Wind, site evaluation

Before installing a turbine, a met mast is installed to collect wind data and analysis is done for a long period of time to see how the wind is moving. This analysis will be critical to decide the location. Along with engineers, a number of data analysts will be involved in the new design centre in Chennai, he said.

Wind and site evaluation is a critical step in wind power plant sales process. As a wind and site engineer, the person will play a key role in identifying and quantifying technical risks of wind power projects, and generating and capturing value through innovative customised technical solutions.

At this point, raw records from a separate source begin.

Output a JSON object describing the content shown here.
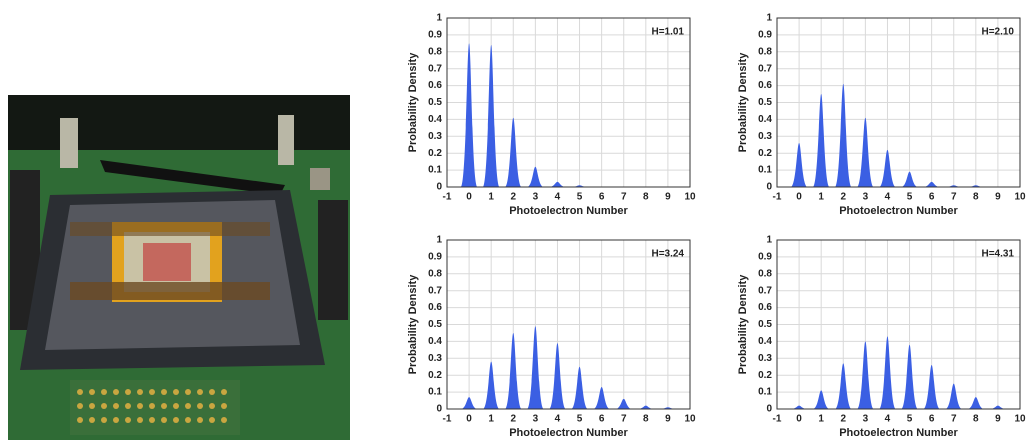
{
  "chart_data": [
    {
      "type": "area",
      "annotation": "H=1.01",
      "xlabel": "Photoelectron Number",
      "ylabel": "Probability Density",
      "x": [
        0,
        1,
        2,
        3,
        4,
        5,
        6,
        7,
        8,
        9
      ],
      "values": [
        0.85,
        0.84,
        0.41,
        0.12,
        0.03,
        0.01,
        0,
        0,
        0,
        0
      ],
      "color": "#3b5fe3",
      "xlim": [
        -1,
        10
      ],
      "xticks": [
        -1,
        0,
        1,
        2,
        3,
        4,
        5,
        6,
        7,
        8,
        9,
        10
      ],
      "ylim": [
        0,
        1
      ],
      "yticks": [
        0,
        0.1,
        0.2,
        0.3,
        0.4,
        0.5,
        0.6,
        0.7,
        0.8,
        0.9,
        1
      ],
      "grid": true
    },
    {
      "type": "area",
      "annotation": "H=2.10",
      "xlabel": "Photoelectron Number",
      "ylabel": "Probability Density",
      "x": [
        0,
        1,
        2,
        3,
        4,
        5,
        6,
        7,
        8,
        9
      ],
      "values": [
        0.26,
        0.55,
        0.61,
        0.41,
        0.22,
        0.09,
        0.03,
        0.01,
        0.01,
        0
      ],
      "color": "#3b5fe3",
      "xlim": [
        -1,
        10
      ],
      "xticks": [
        -1,
        0,
        1,
        2,
        3,
        4,
        5,
        6,
        7,
        8,
        9,
        10
      ],
      "ylim": [
        0,
        1
      ],
      "yticks": [
        0,
        0.1,
        0.2,
        0.3,
        0.4,
        0.5,
        0.6,
        0.7,
        0.8,
        0.9,
        1
      ],
      "grid": true
    },
    {
      "type": "area",
      "annotation": "H=3.24",
      "xlabel": "Photoelectron Number",
      "ylabel": "Probability Density",
      "x": [
        0,
        1,
        2,
        3,
        4,
        5,
        6,
        7,
        8,
        9
      ],
      "values": [
        0.07,
        0.28,
        0.45,
        0.49,
        0.39,
        0.25,
        0.13,
        0.06,
        0.02,
        0.01
      ],
      "color": "#3b5fe3",
      "xlim": [
        -1,
        10
      ],
      "xticks": [
        -1,
        0,
        1,
        2,
        3,
        4,
        5,
        6,
        7,
        8,
        9,
        10
      ],
      "ylim": [
        0,
        1
      ],
      "yticks": [
        0,
        0.1,
        0.2,
        0.3,
        0.4,
        0.5,
        0.6,
        0.7,
        0.8,
        0.9,
        1
      ],
      "grid": true
    },
    {
      "type": "area",
      "annotation": "H=4.31",
      "xlabel": "Photoelectron Number",
      "ylabel": "Probability Density",
      "x": [
        0,
        1,
        2,
        3,
        4,
        5,
        6,
        7,
        8,
        9
      ],
      "values": [
        0.02,
        0.11,
        0.27,
        0.4,
        0.43,
        0.38,
        0.26,
        0.15,
        0.07,
        0.02
      ],
      "color": "#3b5fe3",
      "xlim": [
        -1,
        10
      ],
      "xticks": [
        -1,
        0,
        1,
        2,
        3,
        4,
        5,
        6,
        7,
        8,
        9,
        10
      ],
      "ylim": [
        0,
        1
      ],
      "yticks": [
        0,
        0.1,
        0.2,
        0.3,
        0.4,
        0.5,
        0.6,
        0.7,
        0.8,
        0.9,
        1
      ],
      "grid": true
    }
  ]
}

The engineer will focus on value adding high quality statistical analysis and project layout design, load assessments, and associated customer support, he said.

For Vestas, nearly 10 per cent of its 23,000 strong global workforce is in India.

Chennai is critical for Vestas due to presence of the company’s largest R&D facility outside its headquarters in Denmark, and one at Portugal. Chennai also has the company’s ‘nacelle’ — that houses all of the generating components in a wind turbine, including the generator, gearbox, drive train, and brake assembly — manufacturing unit, an R&D test centre, global operations and shared services and a large training centre with digital simulators to train technicians, he said.

Vestas, which is present in India since 1997, has two entities — Vestas Wind and Vistas Technology. It has over 400 customers in India and has an installed base of 2204 MW.

Vestas has a manufacturing facility for wind turbine ‘hub’ at Oragadam; for blades in Ahmedabad and a repair centre in Coimbatore, he said.

In the next 24 months, “We plan to add 50 per cent more employees to reach a total employee strength of nearly 3,500. We aim to be a true talent magnet to deliver new and future elements in wind energy and in alternative energy markets. We are looking at combining hybrids [wind, solar and storage]. To do this, we are looking at adding the right level of talentin India,” he said.